Анализ клинического случая
В данном клиническом примере у больной: с наследственной отягощенностью эндогенной патологией, на фоне беременности, перенесенной коронавирусной инфекции развивается галлюцинаторно-параноидный психоз с явлениями психического автоматизма, антагонистическими и императивными псевдогаллюцинациями, бредовыми идеями депрессивного содержания, а также персекуторными бредовыми идеями. Инициальный этап представлен неврозоподобной симптоматикой, с наличием психогенных факторов (инсульт матери, болезнь старшей дочери), которые в дальнейшем теряют «звучание» в ситуации психотического приступа. На догоспитальном этапе возникают периодические субпсихотические состояния с идеями отношения, депрессивными переживаниями, витальными признаками депрессии. Несмотря на актуальность на госпитальном этапе переживаний в отношении ситуации с коронавирусной инфекцией, заражение ей не привело к утяжелению переживаний, и даже наоборот – относительно спокойно прошли подготовка к родам и сами роды. В последующем в психическом состоянии проявляется безразличие к ребенку, симптомы апатии и абулии, а также кататонические симптомы. По нашему мнению, симптомы кататонии могут быть связаны и с перенесенной инфекцией, в клинике которой присутствовали симптомы аносмии. В последующем развился манифест галлюцинаторно-параноидного психоза, приведший к экстренной госпитализации. Начало терапии классическим антипсихотиком галоперидолом, с одной стороны, вполне объяснимо в связи с остротой и тяжестью состояния, обусловленной и наличием потенциально опасных императивных галлюцинаций с возможным развитием расширенного суицида (залезла с ребенком на окно). В то же время данная терапия привела к довольно быстрому развитию нейролепсии. Результатом этого был перевод на терапию препаратом «Реагила», который показал эффективность как в отношении дальнейшего регресса продуктивной галлюцинаторно-бредовой симптоматики, так и в отношении депрессивных и негативных нарушений, а также нейролептического синдрома.
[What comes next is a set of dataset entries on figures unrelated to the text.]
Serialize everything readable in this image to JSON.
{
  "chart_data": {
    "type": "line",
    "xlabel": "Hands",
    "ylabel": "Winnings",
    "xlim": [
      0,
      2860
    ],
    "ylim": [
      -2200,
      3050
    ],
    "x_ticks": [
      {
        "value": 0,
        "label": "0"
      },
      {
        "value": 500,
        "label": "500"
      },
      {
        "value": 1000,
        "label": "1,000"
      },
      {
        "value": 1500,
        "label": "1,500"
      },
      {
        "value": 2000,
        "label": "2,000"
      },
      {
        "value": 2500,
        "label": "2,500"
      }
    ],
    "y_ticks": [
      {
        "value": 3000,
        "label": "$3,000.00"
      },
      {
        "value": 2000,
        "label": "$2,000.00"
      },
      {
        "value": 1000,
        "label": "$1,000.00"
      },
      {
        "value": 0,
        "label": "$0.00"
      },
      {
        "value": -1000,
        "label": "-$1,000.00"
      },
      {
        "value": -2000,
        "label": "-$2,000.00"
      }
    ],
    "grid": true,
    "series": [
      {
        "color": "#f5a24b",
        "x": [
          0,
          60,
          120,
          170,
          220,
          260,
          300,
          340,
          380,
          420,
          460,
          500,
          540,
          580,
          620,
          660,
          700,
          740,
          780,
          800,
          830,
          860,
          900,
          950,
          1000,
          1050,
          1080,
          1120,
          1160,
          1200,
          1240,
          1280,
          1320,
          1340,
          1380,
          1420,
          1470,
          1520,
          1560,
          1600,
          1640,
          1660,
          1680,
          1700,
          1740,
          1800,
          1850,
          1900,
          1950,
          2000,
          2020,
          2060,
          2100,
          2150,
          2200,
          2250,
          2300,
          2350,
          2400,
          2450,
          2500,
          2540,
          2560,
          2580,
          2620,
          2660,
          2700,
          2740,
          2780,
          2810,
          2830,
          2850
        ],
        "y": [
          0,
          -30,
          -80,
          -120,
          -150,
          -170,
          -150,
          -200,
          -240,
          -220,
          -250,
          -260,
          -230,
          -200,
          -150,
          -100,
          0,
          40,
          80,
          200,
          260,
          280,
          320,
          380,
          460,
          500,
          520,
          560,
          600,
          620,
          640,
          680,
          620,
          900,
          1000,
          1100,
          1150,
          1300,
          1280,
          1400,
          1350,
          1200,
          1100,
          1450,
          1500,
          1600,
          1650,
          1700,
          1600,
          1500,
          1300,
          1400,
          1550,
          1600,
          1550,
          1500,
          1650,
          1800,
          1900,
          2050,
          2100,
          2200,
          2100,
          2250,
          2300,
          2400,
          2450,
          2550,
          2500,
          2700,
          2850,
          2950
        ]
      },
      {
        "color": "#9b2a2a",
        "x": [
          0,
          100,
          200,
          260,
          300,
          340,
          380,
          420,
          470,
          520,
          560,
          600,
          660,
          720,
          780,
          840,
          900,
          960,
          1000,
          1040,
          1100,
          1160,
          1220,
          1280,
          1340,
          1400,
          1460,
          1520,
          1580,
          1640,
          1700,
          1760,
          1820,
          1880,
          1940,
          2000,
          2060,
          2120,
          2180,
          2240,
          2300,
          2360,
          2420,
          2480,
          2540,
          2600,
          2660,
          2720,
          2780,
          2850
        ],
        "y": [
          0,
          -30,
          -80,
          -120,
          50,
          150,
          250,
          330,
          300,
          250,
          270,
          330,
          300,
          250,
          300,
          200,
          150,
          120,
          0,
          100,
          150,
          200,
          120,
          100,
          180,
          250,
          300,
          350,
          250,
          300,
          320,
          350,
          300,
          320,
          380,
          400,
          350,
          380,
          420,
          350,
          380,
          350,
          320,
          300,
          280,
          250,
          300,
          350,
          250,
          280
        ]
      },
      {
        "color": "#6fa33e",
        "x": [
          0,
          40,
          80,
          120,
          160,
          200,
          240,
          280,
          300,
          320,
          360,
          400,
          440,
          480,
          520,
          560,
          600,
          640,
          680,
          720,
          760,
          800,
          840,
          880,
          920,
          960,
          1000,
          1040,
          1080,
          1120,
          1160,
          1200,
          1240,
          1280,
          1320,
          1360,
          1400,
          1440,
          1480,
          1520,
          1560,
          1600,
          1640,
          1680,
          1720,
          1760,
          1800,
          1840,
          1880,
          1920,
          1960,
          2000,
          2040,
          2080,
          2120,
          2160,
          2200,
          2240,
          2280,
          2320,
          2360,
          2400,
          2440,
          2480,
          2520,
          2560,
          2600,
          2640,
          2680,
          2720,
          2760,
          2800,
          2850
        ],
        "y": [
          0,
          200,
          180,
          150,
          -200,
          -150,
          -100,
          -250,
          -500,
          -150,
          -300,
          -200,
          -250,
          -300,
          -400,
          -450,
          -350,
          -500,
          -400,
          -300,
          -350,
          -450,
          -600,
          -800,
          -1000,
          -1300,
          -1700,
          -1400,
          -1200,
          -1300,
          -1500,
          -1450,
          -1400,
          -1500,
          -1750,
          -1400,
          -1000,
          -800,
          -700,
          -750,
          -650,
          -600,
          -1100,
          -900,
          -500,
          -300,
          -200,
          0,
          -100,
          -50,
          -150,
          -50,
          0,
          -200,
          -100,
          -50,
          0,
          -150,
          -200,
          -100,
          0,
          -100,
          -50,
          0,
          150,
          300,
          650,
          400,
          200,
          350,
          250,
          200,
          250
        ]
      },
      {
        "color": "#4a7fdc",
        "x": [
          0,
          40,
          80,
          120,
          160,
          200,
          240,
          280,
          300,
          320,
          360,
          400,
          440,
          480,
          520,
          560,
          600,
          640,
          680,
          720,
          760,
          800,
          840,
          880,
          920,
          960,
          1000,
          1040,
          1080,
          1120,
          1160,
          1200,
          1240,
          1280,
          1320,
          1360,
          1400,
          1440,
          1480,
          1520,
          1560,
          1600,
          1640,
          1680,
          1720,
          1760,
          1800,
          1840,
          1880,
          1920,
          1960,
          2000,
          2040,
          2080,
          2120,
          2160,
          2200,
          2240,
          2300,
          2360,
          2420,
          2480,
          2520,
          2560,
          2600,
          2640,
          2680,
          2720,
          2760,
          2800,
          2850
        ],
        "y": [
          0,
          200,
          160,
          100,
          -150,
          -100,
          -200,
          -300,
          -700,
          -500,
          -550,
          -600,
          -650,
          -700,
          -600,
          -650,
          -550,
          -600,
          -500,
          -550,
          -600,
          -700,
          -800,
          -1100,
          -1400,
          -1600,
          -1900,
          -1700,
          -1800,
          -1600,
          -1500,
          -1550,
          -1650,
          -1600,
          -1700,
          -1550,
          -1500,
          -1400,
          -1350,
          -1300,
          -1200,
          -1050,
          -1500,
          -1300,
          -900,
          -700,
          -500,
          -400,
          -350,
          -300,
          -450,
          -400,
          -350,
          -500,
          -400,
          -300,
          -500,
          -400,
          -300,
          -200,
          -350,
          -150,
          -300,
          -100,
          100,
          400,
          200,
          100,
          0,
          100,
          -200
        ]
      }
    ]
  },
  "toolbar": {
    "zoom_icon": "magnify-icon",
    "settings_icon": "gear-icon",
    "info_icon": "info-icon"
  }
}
Клинический случай №2, пациентка А., 27 лет.
Наследственность психопатологически не отягощена. Раннее развитие без особенностей. Закончила 11 классов общеобразовательной школы. Имеет два высших образования по специальности «химическая технология» «бухгалтерия». Работала лаборантом химического оборудования, на момент госпитализации находилась в декретном отпуске (дочери 1,4 г). Замужем, отношения с мужем хорошие. В 2017 году проводилось ЭКО. За месяц до госпитализации перенесла COVID-19, лечение проводилось амбулаторно, наблюдался подъем температуры до 38 oC, потеря обоняния в течение 10 дней. Пневмония отсутствовала. Полное выздоровление от инфекции за 5 дней до госпитализации в психиатрический стационар. Состояние изменилось за два дня до госпитализации, когда стала отказываться от еды, много времени проводила в телефоне, где состояла в группе психологической поддержки, переписывалась с людьми, стала импульсивной, нецензурно бранилась. В день госпитализации отмечалось психомоторное возбуждение, пациентка не удерживалась на месте, падала, громко выкрикивала отдельные слова и фразы – «мясорубка всех убьет», то требовала, чтоб муж вышел, то тут же требовала его вернуть. Доставлена в психиатрический стационар бригадой скорой помощи, осмотрена в приемном покое дежурным врачом.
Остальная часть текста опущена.